Court Awards N5million Damages Against Lecturer For Victimizing Student


The Federal High Court sitting in Jos has on Wednesday 23 June, 2021 ordered one Mr. Thaddeus Longduut to pay N5million in general and exemplary damages for victimizing a Masters Student, Georgia Mark Davou and causing her not to graduate from her Economics Masters program.

Delivering the Judgment in the case of Georgia Mark Davou V. University of Jos & 1OR FHC/J/CS/38/2018 , Justice M.H. Kurya ordered University of Jos to immediately pay the Plaintiff N100,000 (One hundred thousand naira) only in damages, reinstate the student, change her supervisor and ensure the final defense of her thesis is conducted within reasonable time.

Counsel to the Plaintiff, Gloria Mabeiam Ballason Esq of MIVE Legals firm, had in 2018 brought an application against the Defendants for arbitrarily withdrawing the Plaintiff from the Masters program on allegations of poor performance without complying with the school prospectus, granting the Plaintiff access to her results and without according her fair hearing when she petitioned the school for access to her results and on the victimization by the 2nd Defendant who was the Plaintiff’s Supervisor and who had frustrated and stopped the Plaintiff from participating in her final defence.

The 1st & 2nd Defendants led by N.V. Denden Esq of N.V. Denden & Co, argued that the Plaintiff had failed to meet the academic requirements of the school and the Court could not meddle into the domestic affairs of the School by acceding to the Plaintiffs application for the answer scripts, raw scores and marking scheme to be tendered before the Court. The Court held that where an institution fails to comply with the rules of fair hearing, it is the duty of the Court to fill the void.

The 2nd Defendant whose application to be struck out as party in the suit was rejected, failed to enter defense on the orders of court and failed to lead any evidence.

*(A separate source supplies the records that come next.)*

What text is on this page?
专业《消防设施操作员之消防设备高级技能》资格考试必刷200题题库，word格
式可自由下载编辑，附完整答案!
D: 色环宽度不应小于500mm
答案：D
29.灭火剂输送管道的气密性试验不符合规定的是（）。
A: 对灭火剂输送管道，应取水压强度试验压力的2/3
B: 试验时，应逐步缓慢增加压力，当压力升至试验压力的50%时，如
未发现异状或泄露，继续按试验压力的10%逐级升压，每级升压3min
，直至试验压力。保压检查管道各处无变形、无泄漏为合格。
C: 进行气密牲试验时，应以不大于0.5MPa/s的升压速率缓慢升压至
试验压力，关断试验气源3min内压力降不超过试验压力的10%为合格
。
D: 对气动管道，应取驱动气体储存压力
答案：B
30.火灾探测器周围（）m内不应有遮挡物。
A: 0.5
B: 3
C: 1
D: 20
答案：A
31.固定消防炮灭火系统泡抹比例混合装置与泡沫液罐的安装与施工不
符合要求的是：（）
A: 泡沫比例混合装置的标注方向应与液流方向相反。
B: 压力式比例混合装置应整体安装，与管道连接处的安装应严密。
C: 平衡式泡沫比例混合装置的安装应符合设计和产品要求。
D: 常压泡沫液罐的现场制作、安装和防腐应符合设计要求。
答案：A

The Court found that the 1st Defendant did not prove that the Plaintiff had failed having sat for final exams and written the last chapter of her thesis. The 1st Defendant, the Court held, did not accord the Plaintiff fair hearing when the Plaintiff presented her Petition but found that the acts of the 2nd Defendant who lacked the qualifications to supervise the Plaintiff, frustrated her and was the fulcrum that set the chain of causation of violations noting also that it was unfortunate that the 2nd Defendant having mitigated the Plaintiff’s career, proceeded for his PhD abroad and cited that as reason why he could not file his defense.
The Court ordered the 2nd Defendant to pay the damages into the Plaintiff’s account before taking any other legal steps on the judgment.

Responding to the judgment, Gloria Mabeiam Ballason Esq thanked the Court and said the judgment was a laser intervention on who bears the liability for victimization of students noting that the judgment marks a watershed and will go a long way in improving accountability in Nigeria’s education sector especially in tertiary institutions.